Now four days later I got a message from the Castle that the Governor would like to see me with some members of my executive so he gave us a time to be there -- I think it was 10 o'clock -- and we went. Sir Adam Clark was expecting us. So he saw us coming, and I was leading, and he said to me, "Are you Gbedema?" "Yes sir." "Let me congratulate you, you have won a nice victory, but I must confess you gave me hell. Anyway congratulations. Now I have called you to tell you that the Government of London, the United Kingdom, has decided that they cannot keep your leader who has won a victory in prison, so at 1 o'clock today they are releasing him."
[Clark continues,] "Now I am giving you advanced notice so that you will organize. There is no disorder in the country -- otherwise you will forfeit the election you have won." And within an hour, our vans were around the town telling everybody of the release, but no violence, no disturbances. We met at the arena from James Fort. That day I handed over back the power that I had won to Nkrumah.
Q: Describe the scene when Nkrumah was released.
GBEDEMA: I must say that apart from my personal feelings of joy, I didn't see much because I was driving him. The car which he drove was my car, and I didn't trust even my driver to drive him. I was driving it so I was acting the part of a chauffeur at that time, but the crowds which we saw afterwards was tremendous. The whole area -- a large area in front of James Fort Prison -- was filled with people within half an hour. And it was a slow march -- orderly, singing and dancing, and shouting -- all the way from James Fort to the West End arena where we used to hold our meetings.
Q: So it was still inspiring the people.
GBEDEMA: It was, it was.
Q: Between the election results and independence, what happened?
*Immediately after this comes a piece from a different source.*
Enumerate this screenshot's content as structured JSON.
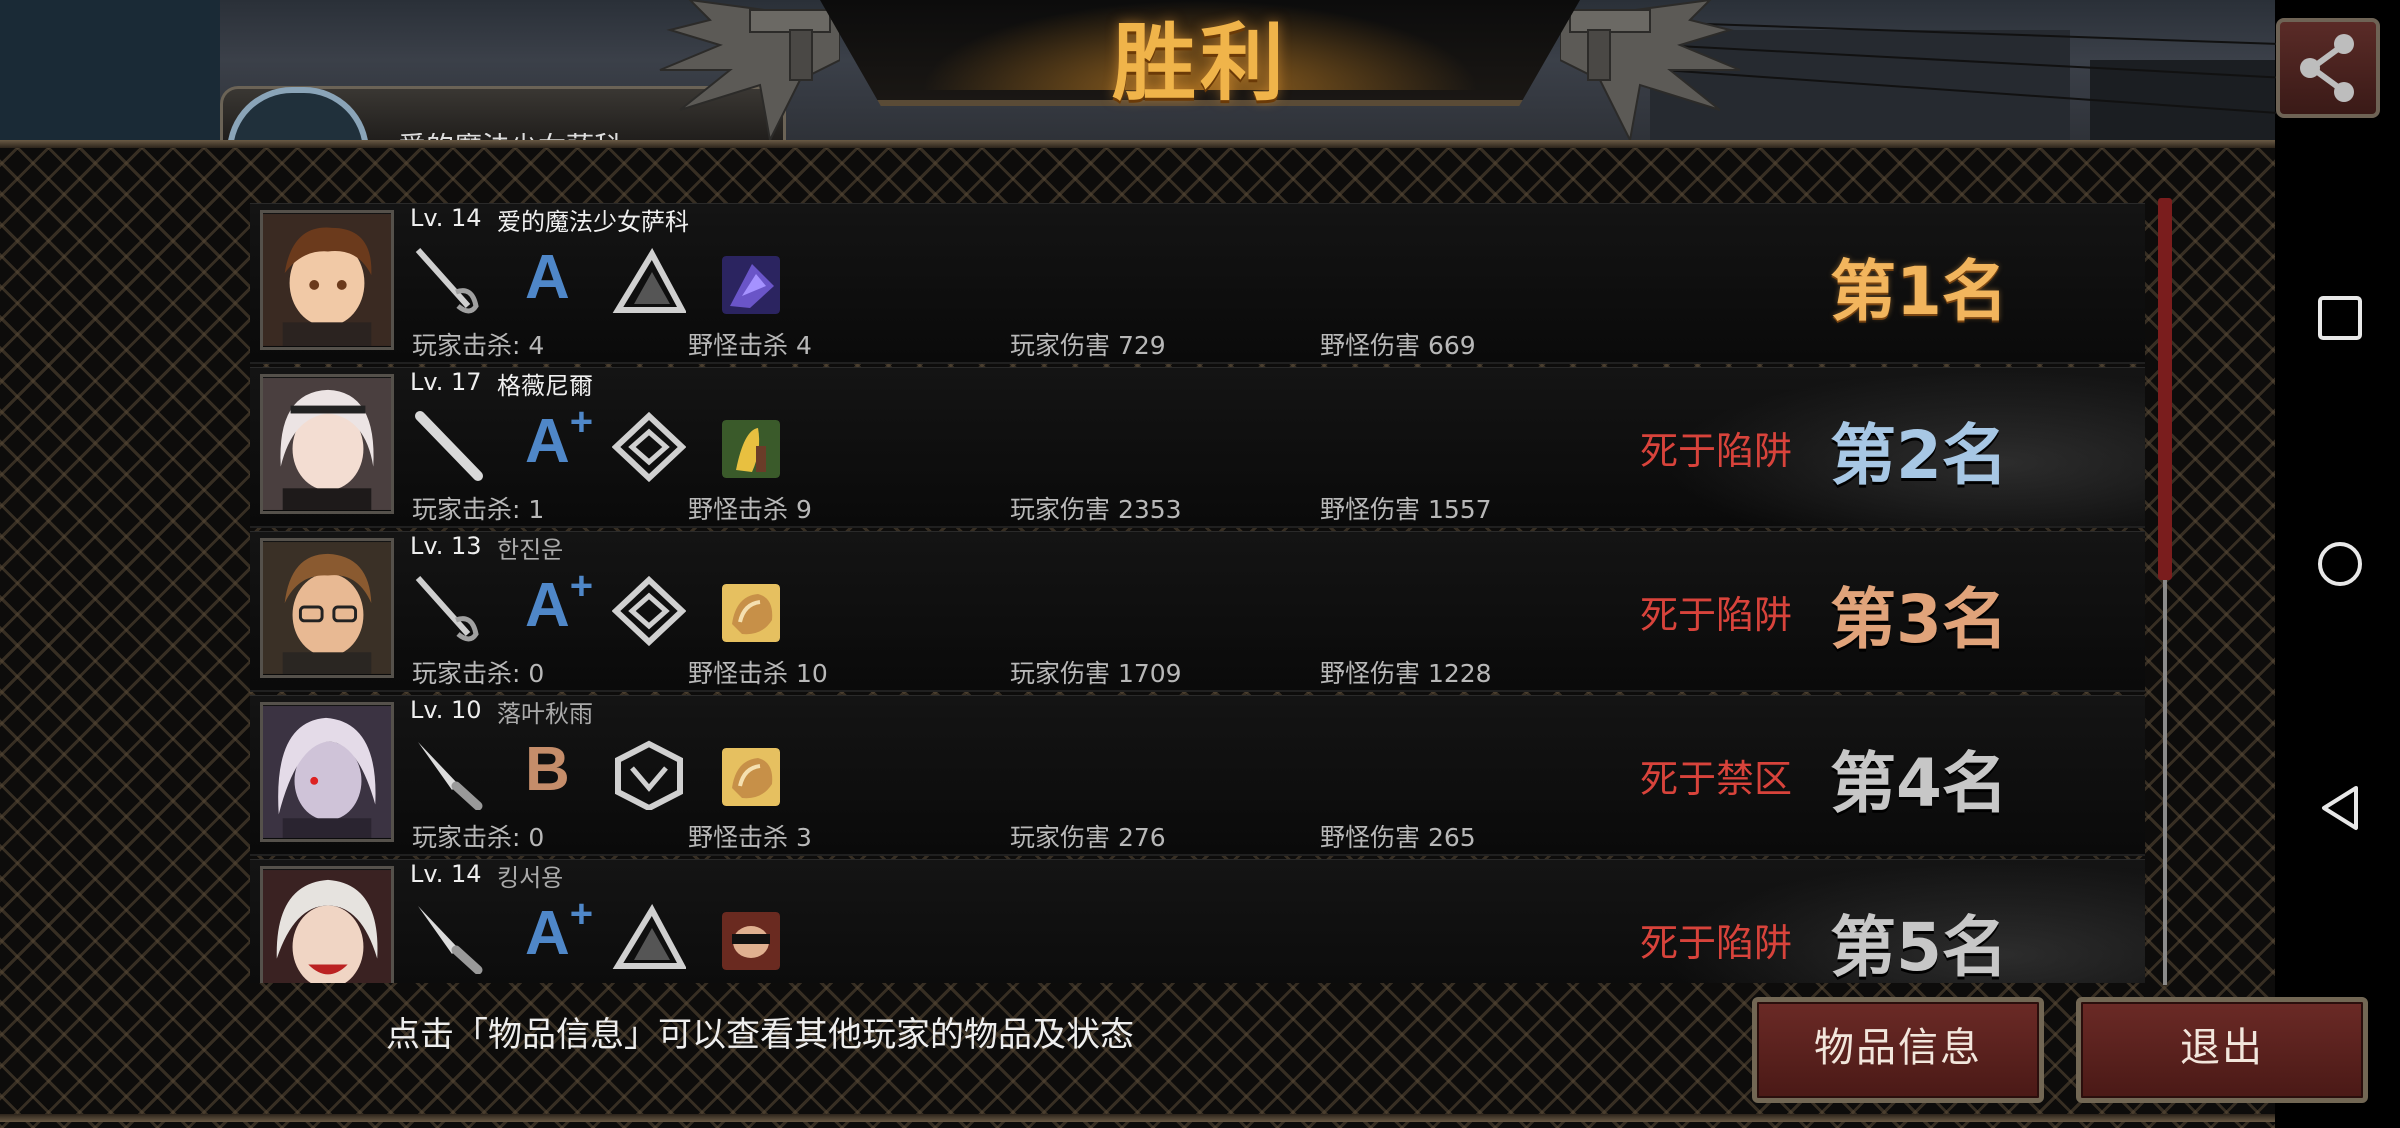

GBEDEMA: Well we had campaigned on the platform and soap boxes and we were called all sorts of names. Now I think we had got the responsibility...to rule the country, so it was our duty. In fact, this was very quickly made clear to us that we had to prove that we are not making empty noises but that we knew what we would do. Fortunately, we didn't have a brand new government all together of untried people -- most of the colonial civil servants were still there and they were willing to help us along until we got on our feet. And we did very quickly, to their amazement some of them.
Q: Were they helpful?
GBEDEMA: Those who couldn't stand it left very soon, but those who remained behind were helpful. In fact, they thought they were doing a good job by letting us become a new nation under British colonial tutorship. They did a lot to help us along, but what could have gone wrong would not have been their fault. If we had mismanaged or done foolish things, then we would have been blamed. But we tried within our means and within our capacity to do as much as possible.
Q: Do you think there was a real new change among the British at that time -- that it was time for you to have your own power?
GBEDEMA: One of the motives that we had as a guiding ground for our party was [that] we prefer self-government in danger [rather] than servitude in tranquillity. We had to do things the way we wanted them without showing that we didn't know what we were doing. We had to blend our views with those of the system which existed. By and large, I think we did well enough because in three years we had covered enough ground for the colonial office or the British government to say, "If you give evidence of your ability to manage the economy and control your finances, we will hand over power to you."
Q: Tell me about Independence day.
GBEDEMA: Well that was the culmination of all the...five years of hard fighting without force. Now...in 1956...we won the election. In fact, there was a third election in 1956, when the government said we were losing our majority and therefore after '54, when they challenged us and we had proof we could manage the economy, because in the year[s] 1954 to 56, we had added 80 million pounds sterling to our investment portfolio. We earned 80 million more and kept it in our savings. Now after that they said we had to fight another election. That was nearly where the thing broke down. But in spite of everything, we did and we won that too, so there was no more objection to having our independence.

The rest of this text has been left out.